Le décret-loi 144/2026 prolonge jusqu’en 2030 la structure du commissaire chargée de lutter contre les campements illégaux. Récupération de projets du PNRR, biens confisqués et soutien aux entreprises agricoles sont également prévus
Un plan extraordinaire pouvant atteindre 60 millions d’euros afin d’améliorer les conditions de logement des travailleurs saisonniers employés dans l’agriculture et de contribuer à la résorption des campements illégaux. C’est l’une des mesures prévues par le décret-loi 144/2026, approuvé par le Conseil des ministres le 7 août et désormais soumis à la procédure de conversion parlementaire.

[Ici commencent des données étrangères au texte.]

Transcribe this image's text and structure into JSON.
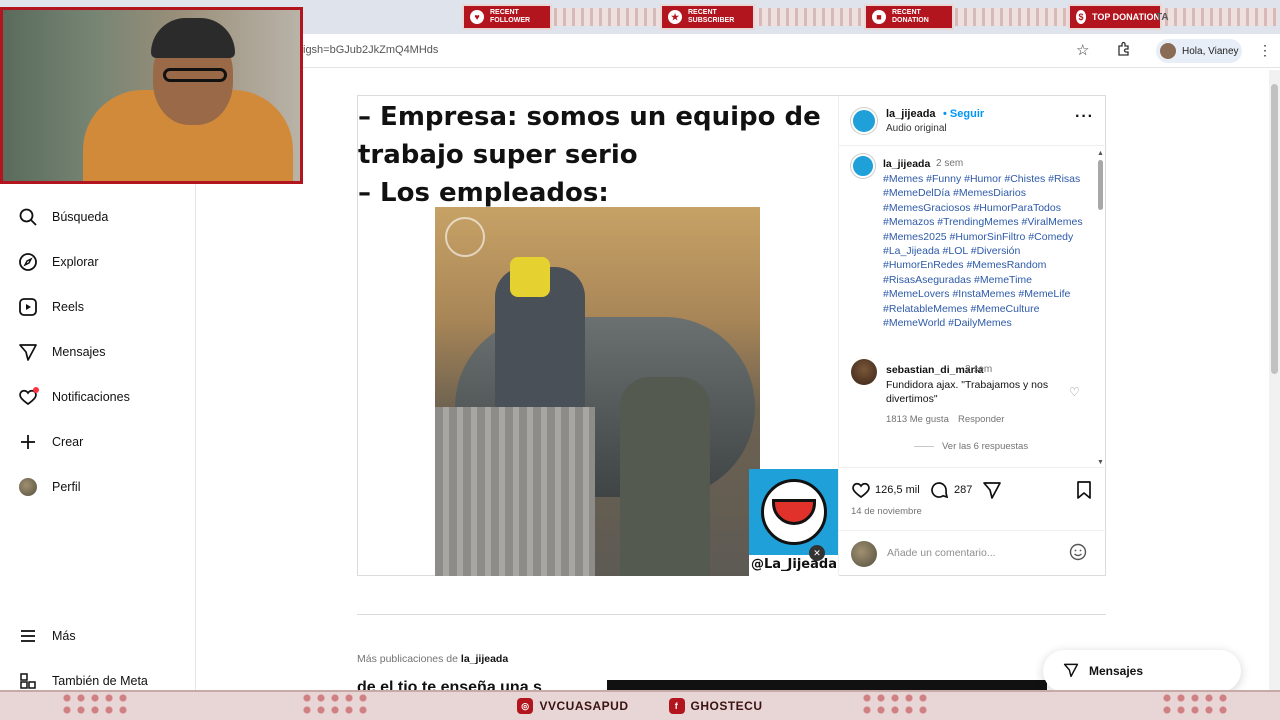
{
  "browser": {
    "url": "igsh=bGJub2JkZmQ4MHds",
    "profile_label": "Hola, Vianey"
  },
  "overlay": {
    "banners": [
      {
        "label": "RECENT FOLLOWER",
        "icon": "heart-icon"
      },
      {
        "label": "RECENT SUBSCRIBER",
        "icon": "trophy-icon"
      },
      {
        "label": "RECENT DONATION",
        "icon": "gift-icon"
      },
      {
        "label": "TOP DONATION",
        "icon": "money-bag-icon"
      }
    ],
    "top_donation_trail": "TA",
    "socials": [
      {
        "handle": "VVCUASAPUD",
        "icon": "instagram-icon"
      },
      {
        "handle": "GHOSTECU",
        "icon": "facebook-icon"
      }
    ]
  },
  "sidebar": {
    "items": [
      {
        "label": "Búsqueda",
        "icon": "search-icon"
      },
      {
        "label": "Explorar",
        "icon": "compass-icon"
      },
      {
        "label": "Reels",
        "icon": "reels-icon"
      },
      {
        "label": "Mensajes",
        "icon": "send-icon"
      },
      {
        "label": "Notificaciones",
        "icon": "heart-icon"
      },
      {
        "label": "Crear",
        "icon": "plus-icon"
      },
      {
        "label": "Perfil",
        "icon": "avatar-icon"
      }
    ],
    "footer": [
      {
        "label": "Más",
        "icon": "menu-icon"
      },
      {
        "label": "También de Meta",
        "icon": "meta-grid-icon"
      }
    ]
  },
  "post": {
    "caption_lines": [
      "– Empresa: somos un equipo de",
      "trabajo super serio",
      "– Los empleados:"
    ],
    "watermark_handle": "@La_Jijeada",
    "account": "la_jijeada",
    "follow_label": "Seguir",
    "audio": "Audio original",
    "caption_user": "la_jijeada",
    "caption_time": "2 sem",
    "hashtags": "#Memes #Funny #Humor #Chistes #Risas #MemeDelDía #MemesDiarios #MemesGraciosos #HumorParaTodos #Memazos #TrendingMemes #ViralMemes #Memes2025 #HumorSinFiltro #Comedy #La_Jijeada #LOL #Diversión #HumorEnRedes #MemesRandom #RisasAseguradas #MemeTime #MemeLovers #InstaMemes #MemeLife #RelatableMemes #MemeCulture #MemeWorld #DailyMemes",
    "comment": {
      "user": "sebastian_di_maria",
      "time": "2 sem",
      "text": "Fundidora ajax. \"Trabajamos y nos divertimos\"",
      "likes": "1813 Me gusta",
      "reply": "Responder",
      "view_replies": "Ver las 6 respuestas"
    },
    "likes": "126,5 mil",
    "comments_count": "287",
    "date": "14 de noviembre",
    "comment_placeholder": "Añade un comentario..."
  },
  "more_posts": {
    "prefix": "Más publicaciones de",
    "account": "la_jijeada",
    "next_caption_fragment": "de el tio te enseña una s"
  },
  "messages_pill": "Mensajes",
  "colors": {
    "link_blue": "#0095f6",
    "hashtag_blue": "#2d5aa8",
    "overlay_red": "#b3151f"
  }
}
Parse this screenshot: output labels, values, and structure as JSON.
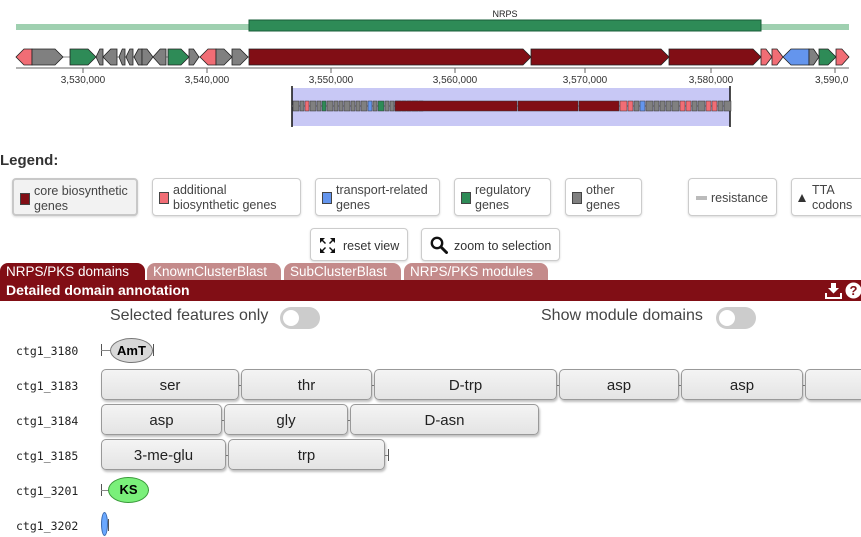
{
  "cluster": {
    "region_label": "NRPS",
    "axis_labels": [
      "3,530,000",
      "3,540,000",
      "3,550,000",
      "3,560,000",
      "3,570,000",
      "3,580,000",
      "3,590,0"
    ]
  },
  "legend": {
    "title": "Legend:",
    "items": [
      {
        "label1": "core biosynthetic",
        "label2": "genes",
        "color": "#810e15"
      },
      {
        "label1": "additional",
        "label2": "biosynthetic genes",
        "color": "#f16d75"
      },
      {
        "label1": "transport-related",
        "label2": "genes",
        "color": "#6495ed"
      },
      {
        "label1": "regulatory",
        "label2": "genes",
        "color": "#2e8b57"
      },
      {
        "label1": "other",
        "label2": "genes",
        "color": "#808080"
      },
      {
        "label1": "resistance",
        "label2": "",
        "color": "#bbbbbb"
      },
      {
        "label1": "TTA",
        "label2": "codons",
        "color": "#333333"
      }
    ]
  },
  "tools": {
    "reset_label": "reset view",
    "zoom_label": "zoom to selection"
  },
  "tabs": [
    "NRPS/PKS domains",
    "KnownClusterBlast",
    "SubClusterBlast",
    "NRPS/PKS modules"
  ],
  "panel": {
    "title": "Detailed domain annotation",
    "selected_only": "Selected features only",
    "show_modules": "Show module domains"
  },
  "rows": [
    {
      "id": "ctg1_3180",
      "domains": [
        "AmT"
      ]
    },
    {
      "id": "ctg1_3183",
      "domains": [
        "ser",
        "thr",
        "D-trp",
        "asp",
        "asp"
      ]
    },
    {
      "id": "ctg1_3184",
      "domains": [
        "asp",
        "gly",
        "D-asn"
      ]
    },
    {
      "id": "ctg1_3185",
      "domains": [
        "3-me-glu",
        "trp"
      ]
    },
    {
      "id": "ctg1_3201",
      "domains": [
        "KS"
      ]
    },
    {
      "id": "ctg1_3202",
      "domains": []
    }
  ]
}
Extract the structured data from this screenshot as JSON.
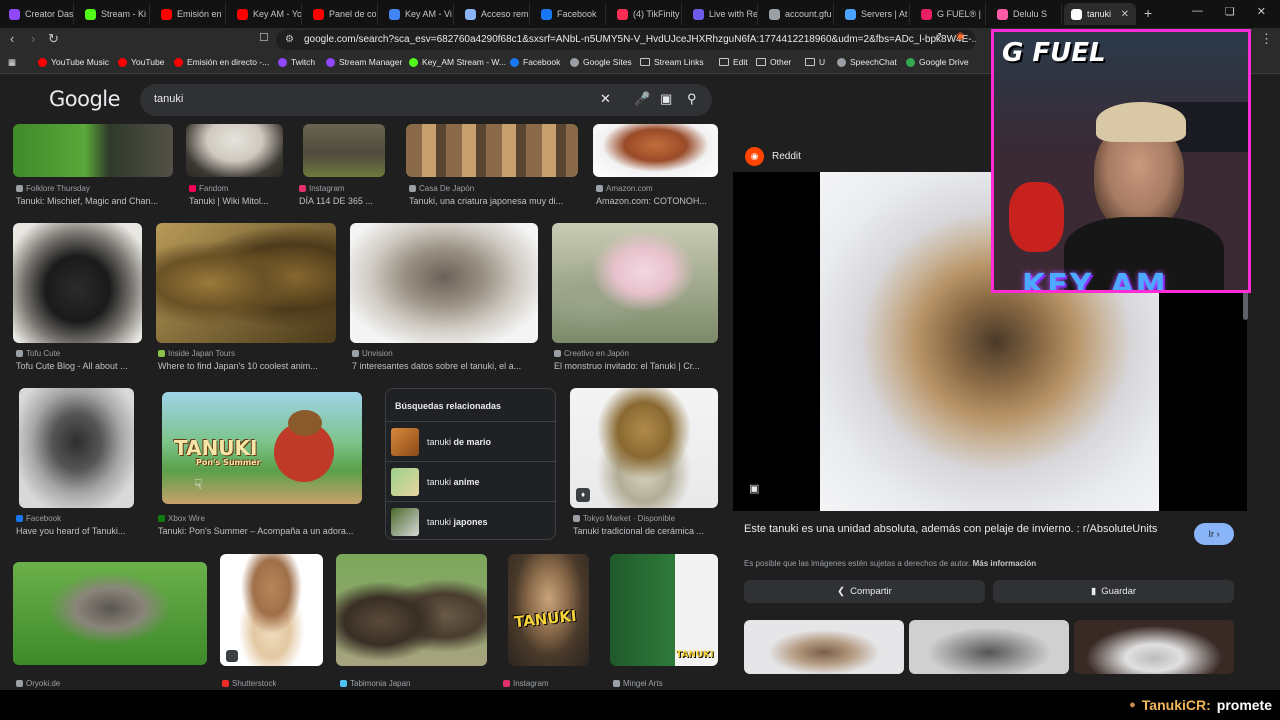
{
  "tabs": [
    {
      "label": "Creator Das",
      "color": "#9146ff"
    },
    {
      "label": "Stream - Ki",
      "color": "#53fc18"
    },
    {
      "label": "Emisión en",
      "color": "#ff0000"
    },
    {
      "label": "Key AM - Yo",
      "color": "#ff0000"
    },
    {
      "label": "Panel de co",
      "color": "#ff0000"
    },
    {
      "label": "Key AM - Vi",
      "color": "#4285f4"
    },
    {
      "label": "Acceso rem",
      "color": "#8ab4f8"
    },
    {
      "label": "Facebook",
      "color": "#1877f2"
    },
    {
      "label": "(4) TikFinity",
      "color": "#ff2d55"
    },
    {
      "label": "Live with Re",
      "color": "#6c5ce7"
    },
    {
      "label": "account.gfu",
      "color": "#9aa0a6"
    },
    {
      "label": "Servers | At",
      "color": "#4aa3ff"
    },
    {
      "label": "G FUEL® |",
      "color": "#e91e63"
    },
    {
      "label": "Delulu S",
      "color": "#ff5aa5"
    },
    {
      "label": "tanuki",
      "color": "#ffffff",
      "active": true
    }
  ],
  "address_bar": {
    "url": "google.com/search?sca_esv=682760a4290f68c1&sxsrf=ANbL-n5UMY5N-V_HvdUJceJHXRhzguN6fA:1774412218960&udm=2&fbs=ADc_l-bpk8W4E-..."
  },
  "bookmarks": [
    {
      "label": "YouTube Music",
      "color": "#ff0000"
    },
    {
      "label": "YouTube",
      "color": "#ff0000"
    },
    {
      "label": "Emisión en directo -...",
      "color": "#ff0000"
    },
    {
      "label": "Twitch",
      "color": "#9146ff"
    },
    {
      "label": "Stream Manager",
      "color": "#9146ff"
    },
    {
      "label": "Key_AM Stream - W...",
      "color": "#53fc18"
    },
    {
      "label": "Facebook",
      "color": "#1877f2"
    },
    {
      "label": "Google Sites",
      "color": "#9aa0a6"
    },
    {
      "label": "Stream Links",
      "color": "folder"
    },
    {
      "label": "Edit",
      "color": "folder"
    },
    {
      "label": "Other",
      "color": "folder"
    },
    {
      "label": "U",
      "color": "folder"
    },
    {
      "label": "SpeechChat",
      "color": "#9aa0a6"
    },
    {
      "label": "Google Drive",
      "color": "#34a853"
    }
  ],
  "google": {
    "logo": "Google",
    "query": "tanuki"
  },
  "results": [
    {
      "source": "Folklore Thursday",
      "title": "Tanuki: Mischief, Magic and Chan...",
      "color": "#9aa0a6"
    },
    {
      "source": "Fandom",
      "title": "Tanuki | Wiki Mitol...",
      "color": "#fa005a"
    },
    {
      "source": "Instagram",
      "title": "DÍA 114 DE 365 ...",
      "color": "#e1306c"
    },
    {
      "source": "Casa De Japón",
      "title": "Tanuki, una criatura japonesa muy di...",
      "color": "#9aa0a6"
    },
    {
      "source": "Amazon.com",
      "title": "Amazon.com: COTONOH...",
      "color": "#9aa0a6"
    },
    {
      "source": "Tofu Cute",
      "title": "Tofu Cute Blog - All about ...",
      "color": "#9aa0a6"
    },
    {
      "source": "Inside Japan Tours",
      "title": "Where to find Japan's 10 coolest anim...",
      "color": "#8bc34a"
    },
    {
      "source": "Unvision",
      "title": "7 interesantes datos sobre el tanuki, el a...",
      "color": "#9aa0a6"
    },
    {
      "source": "Creativo en Japón",
      "title": "El monstruo invitado: el Tanuki | Cr...",
      "color": "#9aa0a6"
    },
    {
      "source": "Facebook",
      "title": "Have you heard of Tanuki...",
      "color": "#1877f2"
    },
    {
      "source": "Xbox Wire",
      "title": "Tanuki: Pon's Summer – Acompaña a un adora...",
      "color": "#107c10"
    },
    {
      "source": "Tokyo Market · Disponible",
      "title": "Tanuki tradicional de cerámica ...",
      "color": "#9aa0a6"
    },
    {
      "source": "Oryoki.de",
      "title": "",
      "color": "#9aa0a6"
    },
    {
      "source": "Shutterstock",
      "title": "",
      "color": "#ee2b24"
    },
    {
      "source": "Tabimonia Japan",
      "title": "",
      "color": "#4fc3f7"
    },
    {
      "source": "Instagram",
      "title": "",
      "color": "#e1306c"
    },
    {
      "source": "Mingei Arts",
      "title": "",
      "color": "#9aa0a6"
    }
  ],
  "thumb_text": {
    "tanuki_game": "TANUKI",
    "tanuki_game_sub": "Pon's Summer",
    "tanuki_photo": "TANUKI",
    "tanuki_card": "TANUKI"
  },
  "related": {
    "title": "Búsquedas relacionadas",
    "items": [
      {
        "prefix": "tanuki ",
        "suffix": "de mario"
      },
      {
        "prefix": "tanuki ",
        "suffix": "anime"
      },
      {
        "prefix": "tanuki ",
        "suffix": "japones"
      }
    ]
  },
  "preview": {
    "source": "Reddit",
    "caption": "Este tanuki es una unidad absoluta, además con pelaje de invierno. : r/AbsoluteUnits",
    "copyright": "Es posible que las imágenes estén sujetas a derechos de autor.",
    "copyright_link": "Más información",
    "visit": "Ir",
    "share": "Compartir",
    "save": "Guardar"
  },
  "overlay": {
    "brand": "G FUEL",
    "streamer": "KEY_AM"
  },
  "ticker": {
    "user": "TanukiCR:",
    "message": "promete"
  }
}
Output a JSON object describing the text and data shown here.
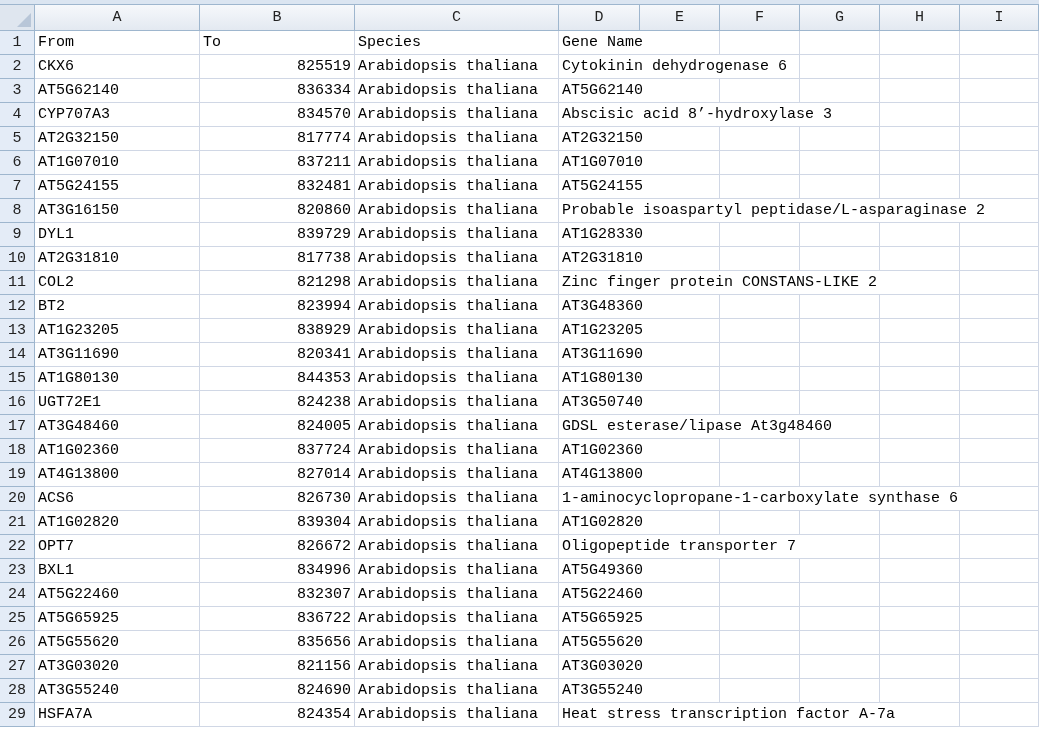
{
  "column_headers": [
    "A",
    "B",
    "C",
    "D",
    "E",
    "F",
    "G",
    "H",
    "I"
  ],
  "rows": [
    {
      "number": "1",
      "kind": "header",
      "cells": [
        "From",
        "To",
        "Species",
        "Gene Name"
      ]
    },
    {
      "number": "2",
      "kind": "data",
      "cells": [
        "CKX6",
        "825519",
        "Arabidopsis thaliana",
        "Cytokinin dehydrogenase 6"
      ]
    },
    {
      "number": "3",
      "kind": "data",
      "cells": [
        "AT5G62140",
        "836334",
        "Arabidopsis thaliana",
        "AT5G62140"
      ]
    },
    {
      "number": "4",
      "kind": "data",
      "cells": [
        "CYP707A3",
        "834570",
        "Arabidopsis thaliana",
        "Abscisic acid 8’-hydroxylase 3"
      ]
    },
    {
      "number": "5",
      "kind": "data",
      "cells": [
        "AT2G32150",
        "817774",
        "Arabidopsis thaliana",
        "AT2G32150"
      ]
    },
    {
      "number": "6",
      "kind": "data",
      "cells": [
        "AT1G07010",
        "837211",
        "Arabidopsis thaliana",
        "AT1G07010"
      ]
    },
    {
      "number": "7",
      "kind": "data",
      "cells": [
        "AT5G24155",
        "832481",
        "Arabidopsis thaliana",
        "AT5G24155"
      ]
    },
    {
      "number": "8",
      "kind": "data",
      "cells": [
        "AT3G16150",
        "820860",
        "Arabidopsis thaliana",
        "Probable isoaspartyl peptidase/L-asparaginase 2"
      ]
    },
    {
      "number": "9",
      "kind": "data",
      "cells": [
        "DYL1",
        "839729",
        "Arabidopsis thaliana",
        "AT1G28330"
      ]
    },
    {
      "number": "10",
      "kind": "data",
      "cells": [
        "AT2G31810",
        "817738",
        "Arabidopsis thaliana",
        "AT2G31810"
      ]
    },
    {
      "number": "11",
      "kind": "data",
      "cells": [
        "COL2",
        "821298",
        "Arabidopsis thaliana",
        "Zinc finger protein CONSTANS-LIKE 2"
      ]
    },
    {
      "number": "12",
      "kind": "data",
      "cells": [
        "BT2",
        "823994",
        "Arabidopsis thaliana",
        "AT3G48360"
      ]
    },
    {
      "number": "13",
      "kind": "data",
      "cells": [
        "AT1G23205",
        "838929",
        "Arabidopsis thaliana",
        "AT1G23205"
      ]
    },
    {
      "number": "14",
      "kind": "data",
      "cells": [
        "AT3G11690",
        "820341",
        "Arabidopsis thaliana",
        "AT3G11690"
      ]
    },
    {
      "number": "15",
      "kind": "data",
      "cells": [
        "AT1G80130",
        "844353",
        "Arabidopsis thaliana",
        "AT1G80130"
      ]
    },
    {
      "number": "16",
      "kind": "data",
      "cells": [
        "UGT72E1",
        "824238",
        "Arabidopsis thaliana",
        "AT3G50740"
      ]
    },
    {
      "number": "17",
      "kind": "data",
      "cells": [
        "AT3G48460",
        "824005",
        "Arabidopsis thaliana",
        "GDSL esterase/lipase At3g48460"
      ]
    },
    {
      "number": "18",
      "kind": "data",
      "cells": [
        "AT1G02360",
        "837724",
        "Arabidopsis thaliana",
        "AT1G02360"
      ]
    },
    {
      "number": "19",
      "kind": "data",
      "cells": [
        "AT4G13800",
        "827014",
        "Arabidopsis thaliana",
        "AT4G13800"
      ]
    },
    {
      "number": "20",
      "kind": "data",
      "cells": [
        "ACS6",
        "826730",
        "Arabidopsis thaliana",
        "1-aminocyclopropane-1-carboxylate synthase 6"
      ]
    },
    {
      "number": "21",
      "kind": "data",
      "cells": [
        "AT1G02820",
        "839304",
        "Arabidopsis thaliana",
        "AT1G02820"
      ]
    },
    {
      "number": "22",
      "kind": "data",
      "cells": [
        "OPT7",
        "826672",
        "Arabidopsis thaliana",
        "Oligopeptide transporter 7"
      ]
    },
    {
      "number": "23",
      "kind": "data",
      "cells": [
        "BXL1",
        "834996",
        "Arabidopsis thaliana",
        "AT5G49360"
      ]
    },
    {
      "number": "24",
      "kind": "data",
      "cells": [
        "AT5G22460",
        "832307",
        "Arabidopsis thaliana",
        "AT5G22460"
      ]
    },
    {
      "number": "25",
      "kind": "data",
      "cells": [
        "AT5G65925",
        "836722",
        "Arabidopsis thaliana",
        "AT5G65925"
      ]
    },
    {
      "number": "26",
      "kind": "data",
      "cells": [
        "AT5G55620",
        "835656",
        "Arabidopsis thaliana",
        "AT5G55620"
      ]
    },
    {
      "number": "27",
      "kind": "data",
      "cells": [
        "AT3G03020",
        "821156",
        "Arabidopsis thaliana",
        "AT3G03020"
      ]
    },
    {
      "number": "28",
      "kind": "data",
      "cells": [
        "AT3G55240",
        "824690",
        "Arabidopsis thaliana",
        "AT3G55240"
      ]
    },
    {
      "number": "29",
      "kind": "data",
      "cells": [
        "HSFA7A",
        "824354",
        "Arabidopsis thaliana",
        "Heat stress transcription factor A-7a"
      ]
    }
  ]
}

Le texte prolonge également jusqu’au 31 décembre 2030 le mandat du Commissaire extraordinaire ainsi que l’activité de la structure chargée d’intervenir dans les campements informels liés au travail agricole et de contribuer à la lutte contre l’exploitation des travailleurs.
Le Commissaire sera chargé de définir un plan extraordinaire pluriannuel d’investissements, après communication à la Table de lutte contre le caporalato, avec pour objectif de mettre à disposition des solutions d’hébergement dignes pour les travailleurs saisonniers. La mesure concernera les travailleurs de nationalité italienne, les citoyens d’autres États membres de l’Union européenne ainsi que les ressortissants de pays tiers titulaires d’un titre de séjour leur permettant d’exercer une activité professionnelle.
Le plan s’articulera autour de plusieurs axes d’intervention. Parmi ceux-ci figure la possibilité de récupérer les projets restés exclus des financements de la Mission 5 du PNRR, précisément consacrée à la résorption des campements illégaux de travailleurs agricoles. Des mesures de soutien aux investissements des entreprises visant à mettre en place des solutions de logement adaptées sont également prévues.
Un autre volet concerne le renforcement du système d’information pour la lutte contre le caporalato, un outil destiné à améliorer la connaissance et la cartographie des phénomènes d’exploitation. Le ministère du Travail avait déjà indiqué pour 2026 que le renforcement des contrôles et des outils d’information constituait l’un des éléments centraux de la stratégie de lutte contre le travail irrégulier dans le secteur agricole.
Une attention particulière sera également accordée au patrimoine immobilier public. Le décret prévoit notamment la possibilité de valoriser les biens immobiliers confisqués à la criminalité organisée ainsi que les biens appartenant au domaine public, en les affectant à des interventions répondant aux besoins de logement des travailleurs saisonniers.
Les ressources n’ont pas encore été effectivement attribuées : une décision du Comité interministériel pour la programmation économique et le développement durable (CIPESS) pourra allouer jusqu’à 60 millions d’euros au Commissaire extraordinaire pour la réalisation des investissements prévus.
La question du logement représente l’un des aspects les plus sensibles de la lutte contre le caporalato. Dans plusieurs zones agricoles italiennes, la présence de travailleurs saisonniers s’accompagne en effet de campements informels et de solutions d’hébergement précaires, des conditions susceptibles d’accroître la vulnérabilité des personnes et de favoriser différentes formes d’exploitation.
Le nouveau plan vise donc à répondre au problème non seulement par des contrôles et des mesures de répression des irrégularités, mais aussi en agissant sur les conditions matérielles de vie des travailleurs. Une approche qui associe les politiques de logement à la protection du travail digne et à la prévention de l’exploitation, dans un secteur qui continue de recourir largement à la main-d’œuvre saisonnière, notamment étrangère.